Until this time, I didn’t realize I had become the cliché example of a person who would try a new diet every year, who was stuck in this vicious cycle of trying and failing every few years. I would try something new, get results, and then gain all the weight back once I stopped doing what I did to gain those results.  

What I learned about living healthy – Every few years a different method gains popularity because it is what is sold. After many years of trying different diets, failing, and still struggling with my relationship with food, I took some time to reflect on my journey and listened to industry professionals who weren’t peddling any diets or products. 

Here is the best advice I ever got on food and diet – The best diet is the one that you can stick to forever. Of course, most diets work, but you can’t stick to one forever. Caloric restriction is the only thing that all diets have in common, so instead of looking at certain diets as an all encompassing solution, you have to change your perspective and look at them as tools you can use to achieve a specific goal. That’s all. This simple advice really changed the way I looked at food and helped me tremendously. 

2014 – The birth of Local Foodz-It started with a conversation between two of my close friends (who are now co-founders of Local Foodz) that led to an epiphany. I was complaining about the state of my unhealthy lifestyle and about not being able to get my meal-prepping done before my week started, when one of them said, “imagine how many people have the same problem.” That instant, we realized that it was a universal problem. Immediately following the conversation, we decided that starting a “meal prep” company was an idea we wanted to pursue. The idea aligned perfectly with our personal goals. It not only worked as a business model, it helped people achieve their health and fitness goals, something I was really passionate about. Our conviction about the business idea was further strengthened by the strong response we got from a local fitness industry professional who immediately referred people our way. We earned our first customers even before we officially started the business. Further still, my partners and I had the complimentary skill-set to get this project off the ground. Now, we’re on our 5th year of operations.

Before Local Foodz, I just wasn’t passionate and driven about what I was doing. I always felt something missing. That was, as I would later come to realize, a sense of purpose.

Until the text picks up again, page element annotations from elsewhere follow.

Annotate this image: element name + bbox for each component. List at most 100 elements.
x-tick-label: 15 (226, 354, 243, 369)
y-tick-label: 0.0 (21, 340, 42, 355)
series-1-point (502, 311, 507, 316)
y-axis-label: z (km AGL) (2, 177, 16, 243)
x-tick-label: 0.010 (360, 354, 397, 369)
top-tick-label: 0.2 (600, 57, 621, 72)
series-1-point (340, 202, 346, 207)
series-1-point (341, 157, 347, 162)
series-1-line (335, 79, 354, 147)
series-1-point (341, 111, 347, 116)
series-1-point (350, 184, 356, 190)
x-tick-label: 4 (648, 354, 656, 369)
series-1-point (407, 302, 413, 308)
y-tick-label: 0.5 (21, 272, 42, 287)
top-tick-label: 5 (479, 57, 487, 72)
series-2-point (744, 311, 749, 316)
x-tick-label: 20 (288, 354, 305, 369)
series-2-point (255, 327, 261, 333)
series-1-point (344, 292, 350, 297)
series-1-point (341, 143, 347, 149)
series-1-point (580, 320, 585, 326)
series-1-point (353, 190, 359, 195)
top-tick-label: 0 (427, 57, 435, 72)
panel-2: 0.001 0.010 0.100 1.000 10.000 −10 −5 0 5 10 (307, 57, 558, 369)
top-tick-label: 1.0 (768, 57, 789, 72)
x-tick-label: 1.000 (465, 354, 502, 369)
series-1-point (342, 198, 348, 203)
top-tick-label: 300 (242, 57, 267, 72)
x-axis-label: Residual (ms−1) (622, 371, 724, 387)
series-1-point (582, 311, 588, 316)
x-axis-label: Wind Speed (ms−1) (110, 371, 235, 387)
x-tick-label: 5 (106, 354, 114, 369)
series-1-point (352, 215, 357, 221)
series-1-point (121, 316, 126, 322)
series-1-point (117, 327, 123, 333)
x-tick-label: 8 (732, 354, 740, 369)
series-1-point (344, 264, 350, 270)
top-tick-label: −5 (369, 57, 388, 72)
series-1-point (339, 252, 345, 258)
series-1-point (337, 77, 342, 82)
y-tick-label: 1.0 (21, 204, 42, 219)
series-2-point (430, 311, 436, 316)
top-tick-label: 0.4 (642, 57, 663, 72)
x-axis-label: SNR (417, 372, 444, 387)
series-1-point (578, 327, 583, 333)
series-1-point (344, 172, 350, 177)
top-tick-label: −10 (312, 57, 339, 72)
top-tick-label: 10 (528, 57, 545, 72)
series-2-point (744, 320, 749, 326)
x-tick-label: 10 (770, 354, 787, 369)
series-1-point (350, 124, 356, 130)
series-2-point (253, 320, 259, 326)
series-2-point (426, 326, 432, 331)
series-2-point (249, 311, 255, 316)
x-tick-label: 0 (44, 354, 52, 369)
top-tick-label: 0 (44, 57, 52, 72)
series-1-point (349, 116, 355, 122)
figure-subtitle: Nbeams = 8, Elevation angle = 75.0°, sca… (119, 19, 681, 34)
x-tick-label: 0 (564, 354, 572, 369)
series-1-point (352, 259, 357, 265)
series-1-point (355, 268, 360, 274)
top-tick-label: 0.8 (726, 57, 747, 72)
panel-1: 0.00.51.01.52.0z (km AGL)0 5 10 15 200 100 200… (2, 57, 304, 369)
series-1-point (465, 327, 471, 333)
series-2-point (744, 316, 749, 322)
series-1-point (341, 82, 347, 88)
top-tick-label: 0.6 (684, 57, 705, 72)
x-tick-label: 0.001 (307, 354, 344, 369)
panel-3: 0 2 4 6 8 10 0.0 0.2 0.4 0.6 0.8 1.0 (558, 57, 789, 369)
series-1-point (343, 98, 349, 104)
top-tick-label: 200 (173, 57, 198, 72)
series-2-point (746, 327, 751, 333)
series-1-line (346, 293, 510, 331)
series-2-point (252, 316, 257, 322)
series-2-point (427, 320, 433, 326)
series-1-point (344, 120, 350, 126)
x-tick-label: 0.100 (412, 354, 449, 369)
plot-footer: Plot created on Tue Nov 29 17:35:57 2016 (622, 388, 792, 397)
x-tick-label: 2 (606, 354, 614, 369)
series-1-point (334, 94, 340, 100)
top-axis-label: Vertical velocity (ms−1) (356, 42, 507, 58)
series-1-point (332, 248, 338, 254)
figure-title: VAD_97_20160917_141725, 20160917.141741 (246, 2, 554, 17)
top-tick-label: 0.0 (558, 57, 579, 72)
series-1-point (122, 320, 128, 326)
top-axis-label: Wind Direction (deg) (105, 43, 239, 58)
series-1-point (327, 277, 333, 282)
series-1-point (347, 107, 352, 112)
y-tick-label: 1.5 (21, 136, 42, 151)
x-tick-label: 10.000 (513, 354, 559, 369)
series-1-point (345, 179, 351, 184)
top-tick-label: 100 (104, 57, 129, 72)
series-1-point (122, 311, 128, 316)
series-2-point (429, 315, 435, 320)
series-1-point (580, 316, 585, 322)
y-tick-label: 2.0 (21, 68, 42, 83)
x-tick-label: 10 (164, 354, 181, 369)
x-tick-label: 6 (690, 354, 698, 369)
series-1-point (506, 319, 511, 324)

It felt like the stars aligned the day we started Local Foodz. Everything that I’d been through all my life culminated in that one moment and I realized that I found my purpose. In that moment, I realized that everything I had been through was so that I could use what I had learned, professionally and otherwise,  to build something that would help people become healthier in every way. After all, if you don’t have your health, you don’t have anything. It’s a worthy cause. 

Looking back, I can’t imagine where I would be now if I never went through what I did. I am very passionate about what I do at Local Foodz because what I went through. In a way, the disease, the suffering, and the challenges all helped me determine what my purpose is today. If it wasn’t for that, I’d probably still be pushing paper somewhere.